On Tuesday, the Supreme Court took another major step toward tearing down the wall separating church and state by ruling that Maine is constitutionally required to subsidize religious education when it pays for private secular education. The implications of this decision for government financial support for religion are enormous.
The First Amendment states that “Congress shall make no laws concerning the establishment of a religion or prohibiting its free exercise.” In 1947, the Supreme Court ruled that the ban on establishing a religion extended to the actions of state and local governments. All nine judges in this case agreed that this provision can best be understood through Thomas Jefferson’s words that there should be a wall separating church and state.
For decades, the court has applied this principle by limiting the state’s ability to provide financial support for religious activities, including religious schools. This followed James Madison’s view that it is disgusting to tax people to support foreign religions. The central idea is that government and its use of funds should be secular.
But now the law has changed drastically, and the Supreme Court not only allows aid to religious schools, but says it’s required by the constitution.
Tuesday’s case, Carson v. Makin, involved a Maine law that applies to areas too rural to support public school systems. In these areas, school administrations provide funds to parents to send their children to private schools. The Maine demands that the money be used in secular, not sectarian schools. Meng says his goal is to provide every student with a free, non-religious education.
Two families who wanted to send their children to religious schools defied Maine law, arguing that refusing to subsidize religious education violates their free practice of religion. The court’s decision 6-3, divided on ideological grounds, ruled in favor of the applicants, holding that the lack of state fees for religious education while it pays for non-religious education violates the Constitution.
This majority opinion, written by Chief Justice John G. Roberts, completely ignores the First Amendment’s prohibition against establishing a religion. As Judge Stephen Breyer pointed out in his dissent, “The Article of Establishment forbids the State from paying for the practice of religion itself. And state neutrality with regard to the teaching of religious practice lies at the heart of this clause.”
Five years ago, never in American history did a court decide that the free exercise of religion required the government to subsidize religion. But in the 2017 Trinity Lutheran v. A Comer court ruled that the state of Missouri violated religious freedom when it subsidized playground renovations in public schools and secular private schools, but not in religious schools. Roberts, who also wrote the opinion, included a footnote emphasizing that the case only concerned the issue of allocating money for “renovating the playground” and not for other “religious purposes”.

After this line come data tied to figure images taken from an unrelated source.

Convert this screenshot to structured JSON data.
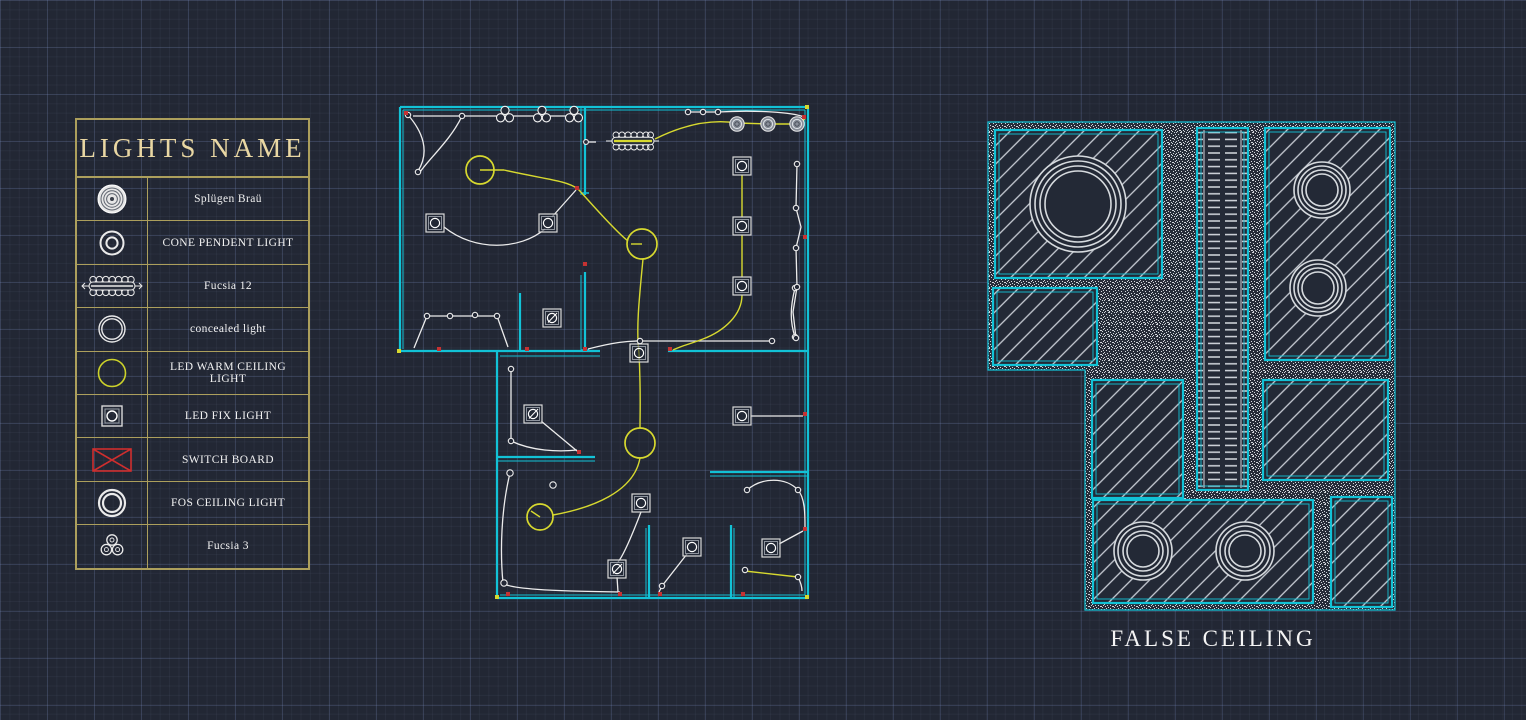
{
  "legend": {
    "title": "LIGHTS NAME",
    "rows": [
      {
        "icon": "splugen-brau-icon",
        "label": "Splügen Braü"
      },
      {
        "icon": "cone-pendent-light-icon",
        "label": "CONE PENDENT LIGHT"
      },
      {
        "icon": "fucsia-12-icon",
        "label": "Fucsia 12"
      },
      {
        "icon": "concealed-light-icon",
        "label": "concealed light"
      },
      {
        "icon": "led-warm-ceiling-light-icon",
        "label": "LED WARM CEILING LIGHT"
      },
      {
        "icon": "led-fix-light-icon",
        "label": "LED FIX LIGHT"
      },
      {
        "icon": "switch-board-icon",
        "label": "SWITCH BOARD"
      },
      {
        "icon": "fos-ceiling-light-icon",
        "label": "FOS CEILING LIGHT"
      },
      {
        "icon": "fucsia-3-icon",
        "label": "Fucsia 3"
      }
    ]
  },
  "false_ceiling": {
    "caption": "FALSE CEILING"
  },
  "colors": {
    "bg": "#222734",
    "wall": "#12c2d6",
    "wire": "#ececec",
    "wire_yellow": "#d7d92f",
    "switch_red": "#c63232",
    "legend_border": "#ac9f5c",
    "legend_title": "#e9d7a3",
    "text": "#f2f2f2",
    "hatch": "#c9ced6"
  }
}
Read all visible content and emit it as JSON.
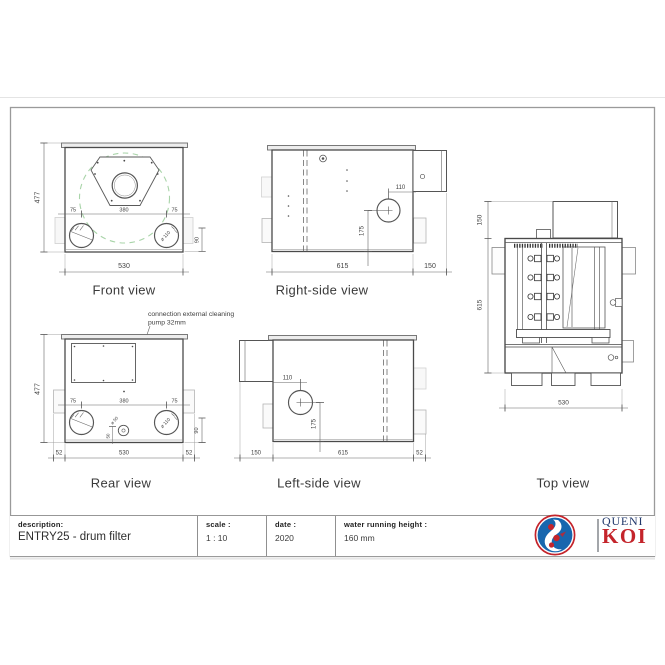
{
  "page": {
    "views": {
      "front": {
        "label": "Front view",
        "dim_height": "477",
        "dim_left": "75",
        "dim_center": "380",
        "dim_right": "75",
        "port_label": "ø 110",
        "dim_port_bottom": "90",
        "dim_width": "530"
      },
      "right_side": {
        "label": "Right-side view",
        "dim_port_top": "110",
        "dim_port_height": "175",
        "dim_length": "615",
        "dim_outlet": "150"
      },
      "top": {
        "label": "Top view",
        "dim_outlet": "150",
        "dim_length": "615",
        "dim_width": "530"
      },
      "rear": {
        "label": "Rear view",
        "annotation_line1": "connection external cleaning",
        "annotation_line2": "pump 32mm",
        "dim_height": "477",
        "dim_left": "75",
        "dim_center": "380",
        "dim_right": "75",
        "port_label": "ø 110",
        "drain_label": "ø 50",
        "dim_drain_offset": "50",
        "dim_port_bottom": "90",
        "dim_foot_left": "52",
        "dim_width": "530",
        "dim_foot_right": "52"
      },
      "left_side": {
        "label": "Left-side view",
        "dim_port_top": "110",
        "dim_port_height": "175",
        "dim_outlet": "150",
        "dim_length": "615",
        "dim_foot": "52"
      }
    },
    "title_block": {
      "description_label": "description:",
      "description_value": "ENTRY25 - drum filter",
      "scale_label": "scale :",
      "scale_value": "1 : 10",
      "date_label": "date :",
      "date_value": "2020",
      "water_label": "water running height :",
      "water_value": "160 mm"
    },
    "logo": {
      "name_top": "QUENI",
      "name_bottom": "KOI"
    },
    "colors": {
      "drawing_line": "#4a4a4a",
      "dimension_line": "#666666",
      "drum_dash_green": "#a9d4a9",
      "logo_navy": "#21386b",
      "logo_red": "#c4242b",
      "logo_blue": "#1766ae"
    }
  }
}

Now the court is tearing down the separation wall, already damaged by the Lutheran Trinity cause, by saying that every time the government subsidizes private education, it is constitutionally required to pay for religious education.
This decision has huge implications for many areas of public policy. Throughout the country, including California, the public school system pays for charter schools. The law has always stated that publicly funded charter schools must be secular. But now, with this decision, there is a strong argument that refusing to pay for religious charter schools violates the free practice of religion.
There is no stopping point and no reason why this approach would be limited to a school context. If the government allocates funds for the preservation of historic buildings, it will be obliged to subsidize the maintenance of churches, synagogues and mosques. If the government pays for alcohol or drug rehabilitation programs, it will have to subsidize religious programs.
There has long been debate about whether the government can even provide such assistance to a religious group or whether its decision to do so would be an unacceptable establishment of religion. Now, however, the conservative majority in the court says the subsidy for religion is constitutionally mandated. In fact, this is the cutting of the clause on the establishment of the Constitution.
Shortly before leaving the Supreme Court, former Justice Sandra Day O’Connor remarked: “Those who want to redefine the boundaries between church and state must therefore answer the difficult question of why we should change a system that has served us so well to a system that serves us so well? served others so badly? Unfortunately, Roberts and the Conservatives do not provide an answer to this question.
Erwin Chemerinsky is dean of the UC Berkeley School of Law. © 2022 Los Angeles Times. Distributed by content agency Tribune.